The company's competitive advantage is the huge global network that it has created between carriers and customers over the years. To better understand why this is true one must understand the motivation that drives customers and carriers in choosing an international logistics provider.

  • Customers want two things. First they want the lowest possible rate for shipping their products. Second they want to deal as little as possible with the hurdles of international trade (multi-lingual communication, custom clearance, cargo insurance etc.).
  • Carriers also have two similar goals. First, they want to keep their planes and ships occupied at the maximum of their capacity in order to operate profitably. Second they want to lower their costs by outsourcing the sales force that is needed to attract new customers in a timely and reliable way.

Expeditors International uses its network to service the needs of both of these groups. Having more customers than competitors allows Expeditors to extract better prices from carriers. On the other hand the more customers it serves the more carriers use Expeditors as a stable and reliable source of business.

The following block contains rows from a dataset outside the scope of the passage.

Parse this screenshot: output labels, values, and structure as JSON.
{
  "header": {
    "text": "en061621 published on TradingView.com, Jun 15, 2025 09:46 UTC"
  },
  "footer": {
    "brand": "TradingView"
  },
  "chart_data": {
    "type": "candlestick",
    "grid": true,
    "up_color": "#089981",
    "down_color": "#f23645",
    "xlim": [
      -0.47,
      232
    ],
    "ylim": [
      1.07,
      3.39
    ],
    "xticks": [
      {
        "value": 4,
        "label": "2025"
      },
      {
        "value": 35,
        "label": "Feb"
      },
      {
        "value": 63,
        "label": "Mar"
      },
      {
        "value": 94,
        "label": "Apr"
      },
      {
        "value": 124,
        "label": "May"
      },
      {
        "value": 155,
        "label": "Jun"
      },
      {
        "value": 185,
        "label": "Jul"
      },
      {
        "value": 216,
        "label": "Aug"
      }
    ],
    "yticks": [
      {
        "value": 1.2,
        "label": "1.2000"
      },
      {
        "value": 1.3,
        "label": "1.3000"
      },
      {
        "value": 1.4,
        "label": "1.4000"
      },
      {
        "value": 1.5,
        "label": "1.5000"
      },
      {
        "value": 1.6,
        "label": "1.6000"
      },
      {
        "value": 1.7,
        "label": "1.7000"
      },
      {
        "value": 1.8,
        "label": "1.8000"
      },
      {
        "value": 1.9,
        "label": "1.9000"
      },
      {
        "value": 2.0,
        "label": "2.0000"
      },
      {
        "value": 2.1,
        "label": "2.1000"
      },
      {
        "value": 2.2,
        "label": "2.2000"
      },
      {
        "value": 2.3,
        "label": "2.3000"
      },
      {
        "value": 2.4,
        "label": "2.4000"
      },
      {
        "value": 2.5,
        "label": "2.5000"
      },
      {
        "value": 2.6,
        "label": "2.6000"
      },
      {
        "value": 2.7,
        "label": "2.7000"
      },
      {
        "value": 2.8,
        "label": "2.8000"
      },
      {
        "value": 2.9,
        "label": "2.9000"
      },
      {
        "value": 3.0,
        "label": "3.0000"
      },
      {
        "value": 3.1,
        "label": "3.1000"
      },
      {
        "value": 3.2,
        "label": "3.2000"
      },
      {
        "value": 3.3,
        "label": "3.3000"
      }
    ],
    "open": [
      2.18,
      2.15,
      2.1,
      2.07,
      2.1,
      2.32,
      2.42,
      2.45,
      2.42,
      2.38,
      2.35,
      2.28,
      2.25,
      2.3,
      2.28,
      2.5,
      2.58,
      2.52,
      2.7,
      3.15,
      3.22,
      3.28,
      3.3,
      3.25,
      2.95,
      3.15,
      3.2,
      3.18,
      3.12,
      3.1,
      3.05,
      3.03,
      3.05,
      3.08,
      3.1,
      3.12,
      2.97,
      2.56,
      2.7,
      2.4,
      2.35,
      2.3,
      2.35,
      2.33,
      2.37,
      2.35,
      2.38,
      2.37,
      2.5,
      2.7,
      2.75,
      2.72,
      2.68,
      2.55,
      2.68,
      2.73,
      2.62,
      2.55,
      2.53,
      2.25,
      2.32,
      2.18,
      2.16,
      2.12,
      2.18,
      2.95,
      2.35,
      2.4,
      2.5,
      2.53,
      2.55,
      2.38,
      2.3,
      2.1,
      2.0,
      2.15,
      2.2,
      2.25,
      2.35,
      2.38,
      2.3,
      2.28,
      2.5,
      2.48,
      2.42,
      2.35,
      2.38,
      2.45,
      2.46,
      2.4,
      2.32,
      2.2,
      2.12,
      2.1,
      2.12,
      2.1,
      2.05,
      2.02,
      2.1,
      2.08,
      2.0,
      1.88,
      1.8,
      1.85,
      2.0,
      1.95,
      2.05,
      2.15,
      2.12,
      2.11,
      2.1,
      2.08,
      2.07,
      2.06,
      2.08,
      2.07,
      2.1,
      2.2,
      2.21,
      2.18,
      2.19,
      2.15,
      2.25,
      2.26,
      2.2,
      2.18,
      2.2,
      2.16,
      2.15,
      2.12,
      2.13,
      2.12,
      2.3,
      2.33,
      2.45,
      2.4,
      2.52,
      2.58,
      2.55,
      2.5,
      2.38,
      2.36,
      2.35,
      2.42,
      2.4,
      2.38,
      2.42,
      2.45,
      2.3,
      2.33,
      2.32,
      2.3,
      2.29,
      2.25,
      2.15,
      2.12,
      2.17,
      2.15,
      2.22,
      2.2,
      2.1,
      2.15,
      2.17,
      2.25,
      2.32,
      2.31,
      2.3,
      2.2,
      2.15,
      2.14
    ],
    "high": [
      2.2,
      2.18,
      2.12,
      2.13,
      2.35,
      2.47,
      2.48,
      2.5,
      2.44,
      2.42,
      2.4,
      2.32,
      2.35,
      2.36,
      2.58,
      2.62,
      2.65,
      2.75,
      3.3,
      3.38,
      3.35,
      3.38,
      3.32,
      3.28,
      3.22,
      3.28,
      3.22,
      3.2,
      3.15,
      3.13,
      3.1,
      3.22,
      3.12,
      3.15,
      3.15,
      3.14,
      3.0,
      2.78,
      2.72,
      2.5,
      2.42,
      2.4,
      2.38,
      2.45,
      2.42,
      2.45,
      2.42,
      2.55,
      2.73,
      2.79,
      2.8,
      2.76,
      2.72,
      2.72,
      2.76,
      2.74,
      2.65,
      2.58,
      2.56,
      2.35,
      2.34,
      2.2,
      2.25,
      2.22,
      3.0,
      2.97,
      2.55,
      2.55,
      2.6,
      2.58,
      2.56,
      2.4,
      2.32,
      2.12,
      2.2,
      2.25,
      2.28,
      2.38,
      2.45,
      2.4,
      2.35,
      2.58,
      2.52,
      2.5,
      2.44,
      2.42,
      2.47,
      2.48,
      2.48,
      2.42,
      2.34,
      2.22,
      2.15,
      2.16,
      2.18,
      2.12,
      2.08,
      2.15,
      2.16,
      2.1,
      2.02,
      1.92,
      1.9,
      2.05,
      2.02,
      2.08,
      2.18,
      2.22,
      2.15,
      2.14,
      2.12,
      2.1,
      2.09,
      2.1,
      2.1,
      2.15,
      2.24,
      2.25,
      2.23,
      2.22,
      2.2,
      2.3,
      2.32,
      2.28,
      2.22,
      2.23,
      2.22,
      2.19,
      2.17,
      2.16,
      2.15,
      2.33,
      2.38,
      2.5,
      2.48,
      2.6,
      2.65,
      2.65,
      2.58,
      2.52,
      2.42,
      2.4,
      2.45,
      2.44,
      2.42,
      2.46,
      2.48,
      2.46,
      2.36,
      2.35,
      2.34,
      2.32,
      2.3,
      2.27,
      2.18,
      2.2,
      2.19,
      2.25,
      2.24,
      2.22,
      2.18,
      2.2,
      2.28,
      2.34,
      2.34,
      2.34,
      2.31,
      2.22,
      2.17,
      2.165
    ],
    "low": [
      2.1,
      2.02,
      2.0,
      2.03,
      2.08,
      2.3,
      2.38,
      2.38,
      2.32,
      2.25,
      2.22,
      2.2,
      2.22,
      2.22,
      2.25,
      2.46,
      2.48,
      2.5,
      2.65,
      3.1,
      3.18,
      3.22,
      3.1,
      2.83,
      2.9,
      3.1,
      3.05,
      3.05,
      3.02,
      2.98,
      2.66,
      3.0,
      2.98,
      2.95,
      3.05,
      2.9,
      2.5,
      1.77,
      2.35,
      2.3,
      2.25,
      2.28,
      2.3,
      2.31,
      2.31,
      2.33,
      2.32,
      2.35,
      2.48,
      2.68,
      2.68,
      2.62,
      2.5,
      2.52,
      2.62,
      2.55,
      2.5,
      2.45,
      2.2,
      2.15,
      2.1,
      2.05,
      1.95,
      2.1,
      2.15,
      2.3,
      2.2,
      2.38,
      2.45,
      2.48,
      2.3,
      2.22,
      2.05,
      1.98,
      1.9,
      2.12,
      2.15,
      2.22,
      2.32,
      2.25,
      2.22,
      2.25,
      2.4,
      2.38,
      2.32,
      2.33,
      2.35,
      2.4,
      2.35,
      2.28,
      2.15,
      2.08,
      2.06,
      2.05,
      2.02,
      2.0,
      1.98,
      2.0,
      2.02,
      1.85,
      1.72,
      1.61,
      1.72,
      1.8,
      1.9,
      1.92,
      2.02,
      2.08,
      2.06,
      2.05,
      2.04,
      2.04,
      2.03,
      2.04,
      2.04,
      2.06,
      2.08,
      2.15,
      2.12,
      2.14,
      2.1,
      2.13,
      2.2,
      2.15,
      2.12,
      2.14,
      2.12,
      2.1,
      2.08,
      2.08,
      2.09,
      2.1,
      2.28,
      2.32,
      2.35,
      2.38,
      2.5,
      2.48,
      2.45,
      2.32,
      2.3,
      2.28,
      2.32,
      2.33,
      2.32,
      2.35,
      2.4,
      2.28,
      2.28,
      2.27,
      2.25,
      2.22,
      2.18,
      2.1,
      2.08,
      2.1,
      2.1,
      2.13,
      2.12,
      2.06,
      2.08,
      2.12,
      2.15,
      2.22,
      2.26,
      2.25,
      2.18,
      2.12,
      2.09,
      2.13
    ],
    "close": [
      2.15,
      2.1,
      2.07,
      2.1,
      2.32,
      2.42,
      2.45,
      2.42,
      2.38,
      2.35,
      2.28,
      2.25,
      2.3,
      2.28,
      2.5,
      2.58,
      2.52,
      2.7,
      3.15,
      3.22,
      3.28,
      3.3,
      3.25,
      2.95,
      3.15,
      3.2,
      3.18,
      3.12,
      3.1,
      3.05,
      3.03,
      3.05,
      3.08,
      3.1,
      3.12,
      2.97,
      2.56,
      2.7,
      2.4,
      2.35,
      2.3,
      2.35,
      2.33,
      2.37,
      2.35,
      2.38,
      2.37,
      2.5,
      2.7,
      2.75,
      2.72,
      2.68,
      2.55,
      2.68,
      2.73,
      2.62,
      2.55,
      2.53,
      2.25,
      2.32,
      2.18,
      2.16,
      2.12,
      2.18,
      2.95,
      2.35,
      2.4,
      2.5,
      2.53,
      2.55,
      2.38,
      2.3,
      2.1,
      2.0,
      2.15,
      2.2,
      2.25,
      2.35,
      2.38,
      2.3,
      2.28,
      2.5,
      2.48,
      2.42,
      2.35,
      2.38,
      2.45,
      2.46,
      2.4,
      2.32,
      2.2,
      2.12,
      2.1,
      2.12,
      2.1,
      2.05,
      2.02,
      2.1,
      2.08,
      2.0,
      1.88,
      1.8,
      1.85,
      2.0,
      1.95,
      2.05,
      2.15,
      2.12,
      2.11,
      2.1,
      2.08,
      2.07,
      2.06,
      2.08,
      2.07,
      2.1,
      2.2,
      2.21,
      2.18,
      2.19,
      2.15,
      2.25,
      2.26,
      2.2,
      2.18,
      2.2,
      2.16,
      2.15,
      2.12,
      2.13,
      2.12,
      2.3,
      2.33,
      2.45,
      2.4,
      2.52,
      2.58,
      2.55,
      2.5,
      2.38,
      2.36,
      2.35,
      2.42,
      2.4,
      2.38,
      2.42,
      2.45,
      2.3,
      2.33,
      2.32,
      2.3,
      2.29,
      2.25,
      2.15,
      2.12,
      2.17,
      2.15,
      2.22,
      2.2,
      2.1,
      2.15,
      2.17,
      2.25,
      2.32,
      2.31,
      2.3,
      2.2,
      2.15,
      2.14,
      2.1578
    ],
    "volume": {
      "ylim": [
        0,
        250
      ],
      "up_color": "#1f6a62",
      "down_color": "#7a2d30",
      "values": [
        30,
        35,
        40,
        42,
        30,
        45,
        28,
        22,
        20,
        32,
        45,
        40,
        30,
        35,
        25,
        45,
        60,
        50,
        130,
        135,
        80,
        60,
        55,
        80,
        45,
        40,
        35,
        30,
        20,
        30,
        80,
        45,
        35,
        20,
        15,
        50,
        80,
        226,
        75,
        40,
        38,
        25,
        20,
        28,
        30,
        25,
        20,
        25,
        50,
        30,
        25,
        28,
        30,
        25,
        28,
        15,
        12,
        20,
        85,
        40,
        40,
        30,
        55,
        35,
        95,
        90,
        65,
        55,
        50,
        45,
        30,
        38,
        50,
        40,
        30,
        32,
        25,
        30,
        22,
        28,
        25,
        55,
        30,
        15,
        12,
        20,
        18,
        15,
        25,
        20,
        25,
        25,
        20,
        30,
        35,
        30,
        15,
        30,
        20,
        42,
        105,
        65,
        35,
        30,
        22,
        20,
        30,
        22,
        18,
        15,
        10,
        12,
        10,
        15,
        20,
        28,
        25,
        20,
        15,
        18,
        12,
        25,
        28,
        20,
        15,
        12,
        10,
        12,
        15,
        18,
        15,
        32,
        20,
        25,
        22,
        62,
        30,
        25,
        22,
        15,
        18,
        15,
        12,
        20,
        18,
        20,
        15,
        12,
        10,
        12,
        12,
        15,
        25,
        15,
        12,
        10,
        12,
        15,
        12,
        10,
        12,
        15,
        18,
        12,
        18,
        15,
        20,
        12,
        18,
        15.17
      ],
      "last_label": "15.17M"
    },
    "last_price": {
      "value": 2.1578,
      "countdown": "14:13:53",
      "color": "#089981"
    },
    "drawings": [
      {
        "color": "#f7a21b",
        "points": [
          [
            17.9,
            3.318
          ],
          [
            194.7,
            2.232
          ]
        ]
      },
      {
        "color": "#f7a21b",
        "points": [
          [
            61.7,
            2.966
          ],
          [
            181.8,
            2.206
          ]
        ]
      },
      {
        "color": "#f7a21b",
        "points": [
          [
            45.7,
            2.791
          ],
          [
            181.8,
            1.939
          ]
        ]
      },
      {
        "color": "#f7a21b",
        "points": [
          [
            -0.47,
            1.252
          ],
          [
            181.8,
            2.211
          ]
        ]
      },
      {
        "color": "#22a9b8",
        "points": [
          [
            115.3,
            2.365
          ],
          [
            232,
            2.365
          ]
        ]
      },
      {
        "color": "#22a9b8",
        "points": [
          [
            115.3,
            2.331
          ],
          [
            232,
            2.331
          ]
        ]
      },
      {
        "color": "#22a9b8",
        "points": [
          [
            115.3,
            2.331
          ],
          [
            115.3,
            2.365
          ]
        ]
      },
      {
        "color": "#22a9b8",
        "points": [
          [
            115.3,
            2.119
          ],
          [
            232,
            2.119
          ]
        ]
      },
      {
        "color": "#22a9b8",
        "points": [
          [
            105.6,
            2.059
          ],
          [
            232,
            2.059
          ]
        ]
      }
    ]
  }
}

In other words, the bigger the network it has, the better it is able to serve its customers and carriers. The better it serves them the more they come, thus increasing the network. It's a classic virtuous cycle that goes on and on for as long as Expeditors keeps offering reliable, timely, and attractively priced services.

The only risk investors have do deal with about Expeditors' future is that the company's fortunes are closely tied with international trade. This makes the company vulnerable in recessions and other world-impacting events like the world-wide spread of a disease or escalation of war etc. However, due to its stellar balance sheet (no debt and $6/share of cash), its strong network and the strong customer centered culture, Expeditors is more likely to make "permanent" market share during those times than suffer lasting damage to its business franchise.

So far we saw that Expeditors International of Washington is a well-run, highly profitable company with a strong moat around its business. However all these are irrelevant for potential investors unless the company is trading at an attractive valuation.

To value Expeditors I will also use a Buffett-like mindset calculating how much cash a private owner could extract from the company during the next decade. Expeditors' free cash flow has grown at an average 17% pace over the past decade. Given the company's little need for capital expenditures, its great moat and the vastness of the market it can address I believe that we can extrapolate that growth into the future.

Using as a base the $1.52 FCF/share the company generated during 2012 we can calculate that during next decade (with 2013 being the first year) the company will generate in aggregate about $40 per share of usable cash. Add in the $6 per share the company already has as cash and cash equivalents and its fair value would be around $46 per share.

This is 33% above its current $7.3 billion valuation making it attractive to the long-term investor. This is exactly what Mr. Buffett calls "buying a great company at a good price".